Les participants à ces pourparlers sont généralement d'anciens fonctionnaires et des universitaires qui peuvent parler avec autorité de la position de leur gouvernement, même s'ils n'ont pas été directement impliqués dans sa définition. Les négociations de gouvernement à gouvernement sont connues sous le nom de "Track One". Washington était représenté par une demi-douzaine de délégués, dont d'anciens fonctionnaires et des universitaires, lors de ces discussions de deux jours qui se sont déroulées dans une salle de conférence d'un hôtel de Shanghai.

Pékin a envoyé une délégation d'universitaires et d'analystes, dont plusieurs anciens officiers de l'Armée populaire de libération.

Un porte-parole du département d'État a déclaré, en réponse aux questions de l'agence Reuters, que les discussions sur la deuxième voie pourraient être "bénéfiques". Le département n'a pas participé à la réunion de mars, bien qu'il en ait eu connaissance, a déclaré le porte-parole. De telles discussions ne peuvent pas remplacer des négociations formelles "qui exigent des participants qu'ils s'expriment avec autorité sur des questions qui sont souvent très compartimentées au sein des cercles gouvernementaux (chinois)", a déclaré le porte-parole.
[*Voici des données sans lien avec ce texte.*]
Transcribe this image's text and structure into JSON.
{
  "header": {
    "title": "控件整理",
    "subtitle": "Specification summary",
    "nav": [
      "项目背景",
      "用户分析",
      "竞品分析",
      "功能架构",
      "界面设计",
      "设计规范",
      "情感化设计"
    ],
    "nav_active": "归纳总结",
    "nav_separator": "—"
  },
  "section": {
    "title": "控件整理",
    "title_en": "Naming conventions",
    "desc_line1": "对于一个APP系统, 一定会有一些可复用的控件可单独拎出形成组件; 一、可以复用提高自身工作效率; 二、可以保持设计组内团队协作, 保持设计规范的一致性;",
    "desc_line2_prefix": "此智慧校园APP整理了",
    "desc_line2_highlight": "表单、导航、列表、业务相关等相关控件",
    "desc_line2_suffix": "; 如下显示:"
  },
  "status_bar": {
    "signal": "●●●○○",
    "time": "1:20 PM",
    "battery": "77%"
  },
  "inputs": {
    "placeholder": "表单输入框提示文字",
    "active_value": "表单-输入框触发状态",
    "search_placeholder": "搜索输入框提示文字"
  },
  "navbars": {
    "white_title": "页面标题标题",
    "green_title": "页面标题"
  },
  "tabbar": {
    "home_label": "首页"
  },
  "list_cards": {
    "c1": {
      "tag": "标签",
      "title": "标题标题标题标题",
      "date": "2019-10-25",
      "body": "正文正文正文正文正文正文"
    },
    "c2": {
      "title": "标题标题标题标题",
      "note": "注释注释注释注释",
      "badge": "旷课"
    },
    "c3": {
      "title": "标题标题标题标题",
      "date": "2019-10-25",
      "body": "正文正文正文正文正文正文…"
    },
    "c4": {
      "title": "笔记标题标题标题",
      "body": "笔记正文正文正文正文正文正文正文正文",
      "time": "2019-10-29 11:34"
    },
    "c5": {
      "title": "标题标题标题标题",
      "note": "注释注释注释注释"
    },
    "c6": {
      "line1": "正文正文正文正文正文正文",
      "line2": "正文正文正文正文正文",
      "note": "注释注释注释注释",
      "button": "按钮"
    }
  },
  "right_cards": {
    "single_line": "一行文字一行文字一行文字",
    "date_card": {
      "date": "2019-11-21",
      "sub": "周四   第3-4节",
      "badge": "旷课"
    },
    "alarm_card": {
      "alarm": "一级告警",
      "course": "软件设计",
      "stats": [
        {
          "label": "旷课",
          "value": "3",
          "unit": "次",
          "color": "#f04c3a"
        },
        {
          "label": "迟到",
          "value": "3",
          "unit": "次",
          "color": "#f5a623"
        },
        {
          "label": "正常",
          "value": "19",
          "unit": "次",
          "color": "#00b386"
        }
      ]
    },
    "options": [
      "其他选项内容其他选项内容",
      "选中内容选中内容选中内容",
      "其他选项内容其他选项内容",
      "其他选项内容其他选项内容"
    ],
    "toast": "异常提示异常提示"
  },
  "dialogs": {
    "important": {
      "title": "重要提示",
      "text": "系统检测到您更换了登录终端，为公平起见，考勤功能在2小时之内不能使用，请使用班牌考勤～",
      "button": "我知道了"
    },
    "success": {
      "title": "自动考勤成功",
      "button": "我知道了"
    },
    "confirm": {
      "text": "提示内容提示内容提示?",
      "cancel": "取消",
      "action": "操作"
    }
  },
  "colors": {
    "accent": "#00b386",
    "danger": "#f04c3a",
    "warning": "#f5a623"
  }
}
Les membres de la délégation chinoise et le ministère de la défense de Pékin n'ont pas répondu aux demandes de commentaires. Les discussions informelles entre les puissances nucléaires ont eu lieu alors que les États-Unis et la Chine sont en désaccord sur des questions économiques et géopolitiques majeures, les dirigeants de Washington et de Pékin s'accusant mutuellement de mauvaise foi. Les deux pays ont brièvement repris les pourparlers sur les armes nucléaires en novembre, mais ces négociations sont depuis lors dans l'impasse, un haut responsable américain ayant publiquement exprimé sa frustration face à la réactivité de la Chine. Le Pentagone, qui estime que l'arsenal nucléaire de Pékin a augmenté de plus de 20 % entre 2021 et 2023, a déclaré en octobre que la Chine "envisagerait également l'utilisation de l'arme nucléaire pour rétablir la dissuasion si une défaite militaire conventionnelle à Taïwan" menaçait le pouvoir du PCC.

Les pourparlers "Track Two" s'inscrivent dans le cadre d'un dialogue sur les armes et la posture nucléaires qui dure depuis deux décennies, mais qui s'est enlisé après que l'administration Trump a cessé de le financer en 2019.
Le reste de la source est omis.